"Starting a company is jumping off a cliff and assembling the airplane on the way down,” says LinkedIn co-founder Reid Hoffman.
Entrepreneurship is more than business projects; it's an opportunity to follow your passion that shapes your identity and devote your time and effort to an activity that resonates with your aspirations. As a passionate successful entrepreneur, you add to your national economy. In other words, you fight unemployment and economic crises, create job opportunities for yourself and others, and generate new wealth for yourself, your family, and your entire community. There are various fields in which you can kick-start your project or business and achieve remarkable success. However, you should be ready to exert your utmost material and human effort and capabilities, which will pay off greatly if well invested. Nicole Martins has listed 20 promising sectors that will flourish in the entrepreneurship world in the upcoming decade, including marketing, services, e-markets, websites, blogging, content creation, app development, and, notably, translation, due to its freelancing nature. Nonetheless, is freelancing a type of entrepreneurship? Is every translator an entrepreneur? If so, who are the most remarkable entrepreneurs in translation?
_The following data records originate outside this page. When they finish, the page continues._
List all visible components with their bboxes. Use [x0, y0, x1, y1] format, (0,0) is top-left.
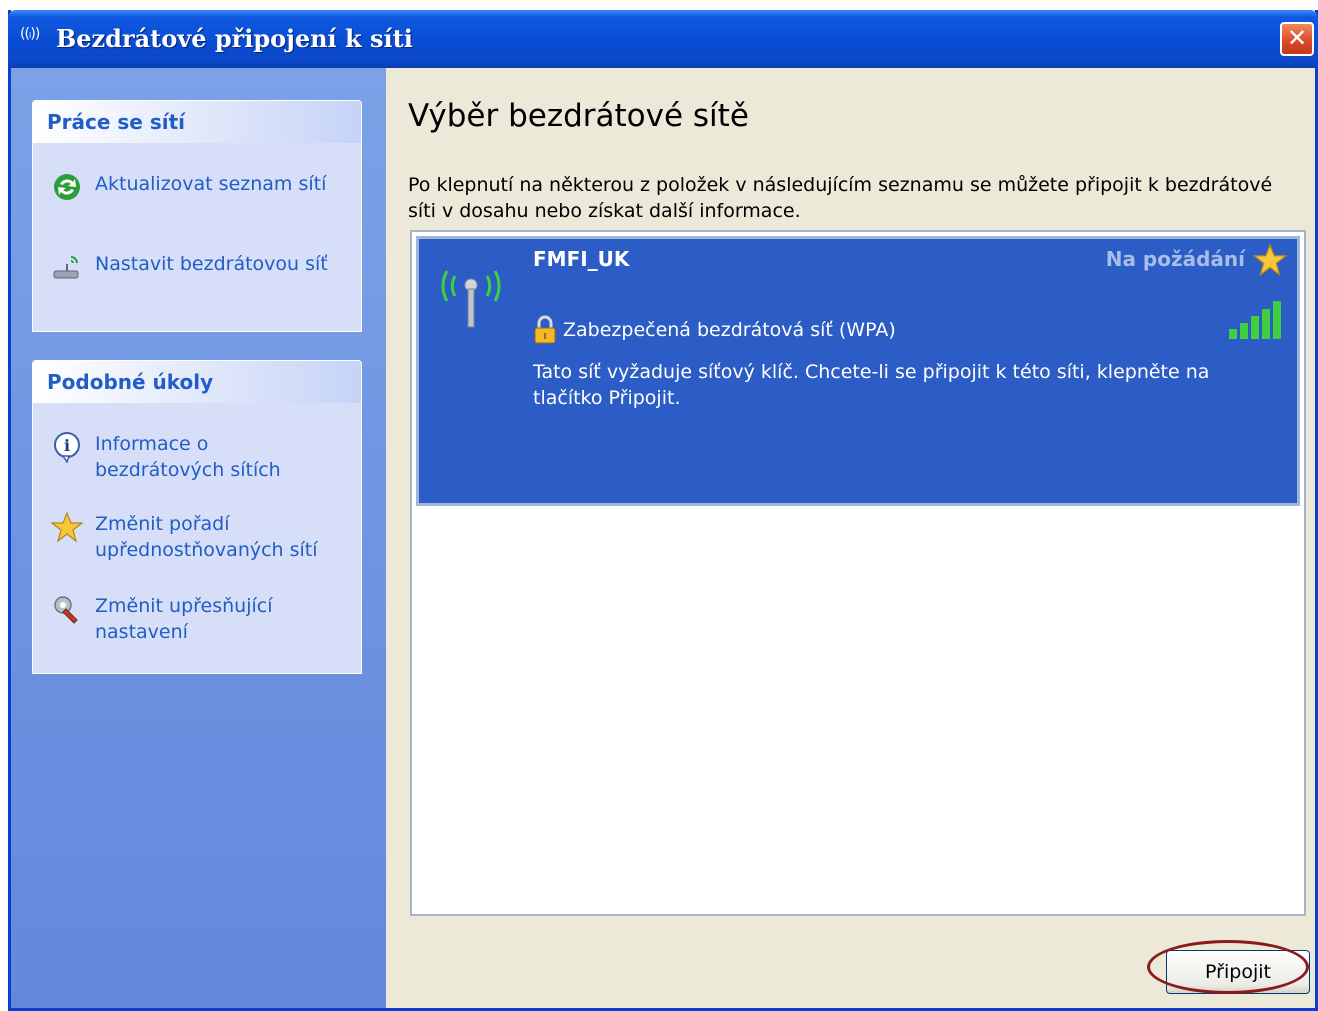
network-security: Zabezpečená bezdrátová síť (WPA) [533, 315, 896, 345]
network-list[interactable]: FMFI_UK Na požádání Zabezpečená bezdráto… [410, 230, 1306, 916]
change-advanced-settings-link[interactable]: Změnit upřesňující nastavení [51, 593, 272, 645]
network-item-fmfi-uk[interactable]: FMFI_UK Na požádání Zabezpečená bezdráto… [416, 236, 1300, 506]
change-preferred-order-label-line2: upřednostňovaných sítí [95, 539, 318, 561]
task-sidebar: Práce se sítí Aktualizovat seznam sítí N… [11, 68, 386, 1008]
preferred-star-icon [1253, 243, 1287, 277]
star-icon [51, 511, 83, 543]
refresh-network-list-label: Aktualizovat seznam sítí [95, 173, 327, 195]
network-tasks-panel: Práce se sítí Aktualizovat seznam sítí N… [32, 100, 362, 332]
wireless-info-link[interactable]: i Informace o bezdrátových sítích [51, 431, 281, 483]
wireless-signal-icon [441, 270, 501, 328]
settings-icon [51, 593, 83, 625]
info-icon: i [51, 431, 83, 463]
network-preference: Na požádání [1105, 247, 1245, 271]
network-tasks-header: Práce se sítí [33, 101, 361, 143]
title-bar: ((ᵢ)) Bezdrátové připojení k síti ✕ [8, 10, 1318, 68]
signal-strength-icon [1229, 301, 1281, 339]
related-tasks-header: Podobné úkoly [33, 361, 361, 403]
wireless-info-label-line1: Informace o [95, 433, 209, 455]
change-preferred-order-label-line1: Změnit pořadí [95, 513, 230, 535]
page-title: Výběr bezdrátové sítě [408, 98, 749, 134]
network-name: FMFI_UK [533, 247, 630, 271]
window-title: Bezdrátové připojení k síti [56, 24, 413, 53]
setup-wireless-network-link[interactable]: Nastavit bezdrátovou síť [51, 251, 328, 283]
wireless-setup-icon [51, 251, 83, 283]
wireless-info-label-line2: bezdrátových sítích [95, 459, 281, 481]
wireless-network-window: ((ᵢ)) Bezdrátové připojení k síti ✕ Prác… [8, 10, 1318, 1011]
wireless-icon: ((ᵢ)) [20, 26, 40, 42]
connect-button[interactable]: Připojit [1166, 950, 1310, 994]
network-info: Tato síť vyžaduje síťový klíč. Chcete-li… [533, 361, 1210, 409]
network-security-label: Zabezpečená bezdrátová síť (WPA) [563, 319, 896, 341]
setup-wireless-network-label: Nastavit bezdrátovou síť [95, 253, 328, 275]
change-advanced-settings-label-line2: nastavení [95, 621, 188, 643]
page-description: Po klepnutí na některou z položek v násl… [408, 174, 1273, 222]
close-button[interactable]: ✕ [1280, 22, 1314, 56]
lock-icon [534, 315, 556, 344]
refresh-icon [51, 171, 83, 203]
change-advanced-settings-label-line1: Změnit upřesňující [95, 595, 273, 617]
change-preferred-order-link[interactable]: Změnit pořadí upřednostňovaných sítí [51, 511, 318, 563]
close-icon: ✕ [1286, 24, 1308, 52]
main-content: Výběr bezdrátové sítě Po klepnutí na něk… [386, 68, 1312, 1008]
refresh-network-list-link[interactable]: Aktualizovat seznam sítí [51, 171, 326, 203]
related-tasks-panel: Podobné úkoly i Informace o bezdrátových… [32, 360, 362, 674]
svg-text:i: i [64, 436, 70, 455]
Is translation a type of entrepreneurship?
Entrepreneurship is defined as "creating a creative and risky freelance business" (Al-Shamimri and Al-Mubayrik, 1440 AH, P. 26). Accordingly, entrepreneurial work has three main pillars: freedom, risk-taking, and creativity. Looking at the translation profession, we see a profitable career option for students and fresh graduates. Moreover, the language service sector jumped in the past ten years from USD 28.34 billion in 2011 to USD 56.18 billion in 2021, according to Memsource. So, workers in the translation field have two options: opting for jobs, such as teaching or working in translation and tourism offices, or freelancing as independent translators managing their projects by themselves. Translators, especially juniors, prefer freelancing due to the limited number of available opportunities and the high unemployment rates in the middle east, based on a study conducted by a team of researchers at Trgamah. In view of the foregoing, the translation profession is characterized by freedom and independence.
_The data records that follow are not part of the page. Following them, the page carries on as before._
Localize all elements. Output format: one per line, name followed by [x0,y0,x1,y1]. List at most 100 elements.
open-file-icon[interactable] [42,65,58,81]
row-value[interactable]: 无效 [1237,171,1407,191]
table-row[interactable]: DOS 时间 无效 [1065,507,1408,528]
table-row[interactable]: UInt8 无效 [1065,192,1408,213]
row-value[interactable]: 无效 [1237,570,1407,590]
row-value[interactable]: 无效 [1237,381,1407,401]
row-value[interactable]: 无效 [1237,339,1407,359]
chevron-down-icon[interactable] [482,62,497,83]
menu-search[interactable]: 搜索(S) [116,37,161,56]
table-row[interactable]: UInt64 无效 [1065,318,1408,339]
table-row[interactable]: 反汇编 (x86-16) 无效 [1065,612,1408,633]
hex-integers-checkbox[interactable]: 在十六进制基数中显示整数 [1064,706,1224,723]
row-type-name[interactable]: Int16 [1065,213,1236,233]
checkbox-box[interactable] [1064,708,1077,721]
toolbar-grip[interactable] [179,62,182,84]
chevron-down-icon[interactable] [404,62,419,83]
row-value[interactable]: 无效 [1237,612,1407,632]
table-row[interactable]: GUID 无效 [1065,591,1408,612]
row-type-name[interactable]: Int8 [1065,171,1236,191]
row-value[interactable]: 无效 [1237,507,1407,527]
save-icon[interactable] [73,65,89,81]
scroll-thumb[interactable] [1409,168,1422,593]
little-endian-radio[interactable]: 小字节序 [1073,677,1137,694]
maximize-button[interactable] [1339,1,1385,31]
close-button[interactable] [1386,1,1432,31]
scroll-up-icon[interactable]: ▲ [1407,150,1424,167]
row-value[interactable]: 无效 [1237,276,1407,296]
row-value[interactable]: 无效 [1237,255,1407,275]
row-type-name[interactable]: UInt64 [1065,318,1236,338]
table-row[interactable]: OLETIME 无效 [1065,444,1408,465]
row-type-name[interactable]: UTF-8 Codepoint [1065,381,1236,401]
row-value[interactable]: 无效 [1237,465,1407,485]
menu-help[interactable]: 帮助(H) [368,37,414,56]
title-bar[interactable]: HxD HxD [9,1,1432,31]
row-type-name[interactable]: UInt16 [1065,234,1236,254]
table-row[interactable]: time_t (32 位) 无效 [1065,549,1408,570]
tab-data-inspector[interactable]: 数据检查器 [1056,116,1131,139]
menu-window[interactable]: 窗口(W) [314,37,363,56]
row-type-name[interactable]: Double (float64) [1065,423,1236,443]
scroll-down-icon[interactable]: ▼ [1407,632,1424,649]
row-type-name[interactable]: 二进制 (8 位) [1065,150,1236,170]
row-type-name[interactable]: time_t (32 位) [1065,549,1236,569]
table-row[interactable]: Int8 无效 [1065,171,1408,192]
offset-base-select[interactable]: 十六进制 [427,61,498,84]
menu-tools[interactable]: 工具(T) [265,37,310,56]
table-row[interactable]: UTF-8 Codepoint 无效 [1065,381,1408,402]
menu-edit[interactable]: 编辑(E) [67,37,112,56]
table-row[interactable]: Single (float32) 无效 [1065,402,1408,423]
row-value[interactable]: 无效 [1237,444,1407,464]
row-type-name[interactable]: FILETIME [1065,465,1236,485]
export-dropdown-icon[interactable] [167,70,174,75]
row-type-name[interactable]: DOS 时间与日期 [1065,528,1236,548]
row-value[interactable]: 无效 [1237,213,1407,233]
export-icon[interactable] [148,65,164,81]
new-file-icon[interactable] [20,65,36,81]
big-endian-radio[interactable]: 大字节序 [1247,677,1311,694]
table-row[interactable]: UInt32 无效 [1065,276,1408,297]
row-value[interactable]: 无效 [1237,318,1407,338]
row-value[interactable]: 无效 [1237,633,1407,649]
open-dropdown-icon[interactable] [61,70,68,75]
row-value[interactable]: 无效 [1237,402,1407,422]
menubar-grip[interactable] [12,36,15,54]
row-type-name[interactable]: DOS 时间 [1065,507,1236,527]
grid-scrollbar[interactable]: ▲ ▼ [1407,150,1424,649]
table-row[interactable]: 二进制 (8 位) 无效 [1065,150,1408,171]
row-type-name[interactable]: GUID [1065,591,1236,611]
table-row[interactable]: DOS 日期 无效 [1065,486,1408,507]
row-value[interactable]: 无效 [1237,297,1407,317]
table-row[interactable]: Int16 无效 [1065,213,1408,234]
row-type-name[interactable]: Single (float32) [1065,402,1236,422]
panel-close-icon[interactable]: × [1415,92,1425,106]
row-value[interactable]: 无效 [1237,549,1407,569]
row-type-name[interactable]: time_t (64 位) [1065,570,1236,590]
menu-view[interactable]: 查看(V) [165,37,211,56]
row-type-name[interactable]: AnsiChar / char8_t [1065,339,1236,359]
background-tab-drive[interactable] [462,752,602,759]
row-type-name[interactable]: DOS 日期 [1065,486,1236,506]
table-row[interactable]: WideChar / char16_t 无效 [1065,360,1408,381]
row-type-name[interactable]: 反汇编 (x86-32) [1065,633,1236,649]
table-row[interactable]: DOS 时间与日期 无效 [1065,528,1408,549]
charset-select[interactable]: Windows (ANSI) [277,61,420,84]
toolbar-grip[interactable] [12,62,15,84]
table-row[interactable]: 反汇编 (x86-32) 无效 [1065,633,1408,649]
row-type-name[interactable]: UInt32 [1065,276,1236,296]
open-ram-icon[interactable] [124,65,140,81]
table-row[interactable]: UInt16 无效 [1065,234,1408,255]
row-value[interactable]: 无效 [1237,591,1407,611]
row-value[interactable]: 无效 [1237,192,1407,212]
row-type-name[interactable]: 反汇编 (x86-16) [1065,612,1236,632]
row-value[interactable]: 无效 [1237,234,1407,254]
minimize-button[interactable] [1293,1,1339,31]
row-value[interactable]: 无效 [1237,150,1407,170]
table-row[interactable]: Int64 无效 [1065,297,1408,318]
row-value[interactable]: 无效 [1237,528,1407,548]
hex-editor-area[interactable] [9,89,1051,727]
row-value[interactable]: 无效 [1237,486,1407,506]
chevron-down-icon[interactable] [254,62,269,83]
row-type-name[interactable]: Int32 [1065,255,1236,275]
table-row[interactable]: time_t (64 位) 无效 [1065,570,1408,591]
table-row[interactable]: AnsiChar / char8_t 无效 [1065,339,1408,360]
The second pillar in entrepreneurship is the proactively planned and studied risk that should bear the consequences, whether negative or positive. Risk is not only related to financial matters; it also includes other aspects, such as the risk of introducing a new idea that may not be welcomed by the community, like translating Western content that is inconsistent with Arab and Islamic cultures. However, the main purpose of translation is to reproduce this content in Arabic for those wishing to study it. The risk may be in competing peer companies or convincing clients of their company's advantages. It also may be in translating a book that may not yield the aspired returns, especially in freelancing. A freelance translator cannot be defined as an entrepreneur simply for the risks taken for he has to be creative and offer distinguished translation works. Creativity may be a tangible commodity, such as a technological innovation or an industrial product that serves translators. It may also be manifested in providing intangible services, such as translating literary and theoretical works in various fields or creating new methods and approaches for providing exceptional services to clients.
Is every translator an entrepreneur?
Tirosh, 2014, says that some researchers believe that we cannot consider all translators as entrepreneurs because entrepreneurs are known for dabbling in multiple businesses or sectors, while translators tend to stick to their chosen field. Others see translators as entrepreneurs due to the remarkable common characteristics of translators and businessmen. A report by the UK Centre for Policy Studies on super entrepreneurs states that they have a particular set of characteristics, including, creativity, work ethic, ambition, optimism, self-confidence, leadership qualities, adaptiveness, ability to deal with failure, and good social skills. Similarly, research conducted by the University of Vienna to determine the characteristics of translators found that 80% of translators work freelance, and that many are highly qualified, creative individuals with a strong sense of social norms and professional ethics. Since both groups are individuals who are self-employed, self-motivated, and goal-oriented, we can define successful translators as linguist entrepreneurs rather than business entrepreneurs.
Most remarkable entrepreneurs in translation:
Examples of successful entrepreneurial individuals and organizations in translation include:
Understanding entrepreneurship can help people realize the value of their contribution to world development. Entrepreneurs add to the national income by creating job opportunities for themselves and others, aspire to change the world for the better with their products and ideas, and generate new wealth for their country's economy. Entrepreneurial work has unique characteristics that we find in translation freelance works, and numerous freelance translators have the characteristics of entrepreneurs, which leads to us say that freelance translation and its related innovative projects are highly entrepreneurial. Moreover, the translation sector is a seedbed for investment, especially in the Arab world. It requires a major boost from innovative entrepreneurs to organize and develop it to increase cultural and knowledge exchange, enrich Arab knowledge content with translated works, and create opportunities for many unemployed translators.